Think the internet is still the wild west?  Think again.  In a new update of Who Controls the Internet?: Illusions of a Borderless World law professors Jack Goldsmith and Tim Wu share how the long arm of foreign governments still can stretch the illusion that the internet (and thereby globalization) are shrinking the world.

On the surface you may believe — even in 2009 that you can still say anything, do anything or hack any computer around the globe without impunity because you can hide inside the internet.

Goldsmith and Wu challenge Tom Friedman’s (The World Is Flat 3.0: A Brief History of the Twenty-first Century) position that globalization is opening up communication in countries that have long suppressed their citizen’s ability to speak freely.

China for example. Or think about the European Union.  Is the EU able to dictate how Microsoft releases software?  Think again.  When Microsoft published it’s passport technology it was rejected by the EU.  Rather than pay a fine Microsoft added the tougher security standards dictated by the EU for all customers worldwide.  Those standards are even tougher than those used in America.

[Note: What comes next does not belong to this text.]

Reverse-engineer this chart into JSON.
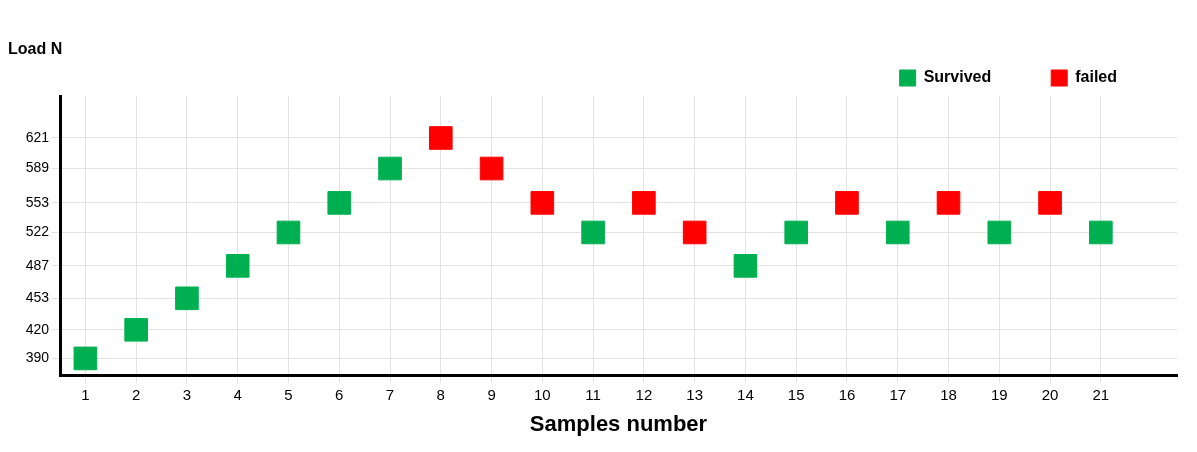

Can France tell Yahoo or eBay what products to sell?  They can and they already do.  This book is written from a legal standpoint since both teach at the Law Schools of Harvard and Columbia respectively. Is it strange to see government control over the internet?  Would this be different if today was September 10 2001?  Goldsmith and Wu share their insight to the way Law helps and hinders the internet.  From simply selling memorabilia to cybercrime you learn gaping holes exist even today to prosecute offenders and criminals.

The “I Love You” virus that cost US companies millions of dollars originated in The Philippines, but since there is no law against this type of crime in the The Philippines the US was unable to arrest the known hacker.  Similar rules apply in Russia. When the FBI arrested a hacker who extorted millions from US companies, Russia did not acknowledge this type of crime and did not agree to extradite, so the FBI was forced to release the criminal.

Goldsmith and Wu share the legal case between Yahoo and the country of France that forced Yahoo’s online store to pull Nazi related memorabilia even though Yahoo is an American based company.  But Yahoo’s remote offices in France proved to the key error Jerry Yang overlooked.  Yahoo has stumbled a lot lately.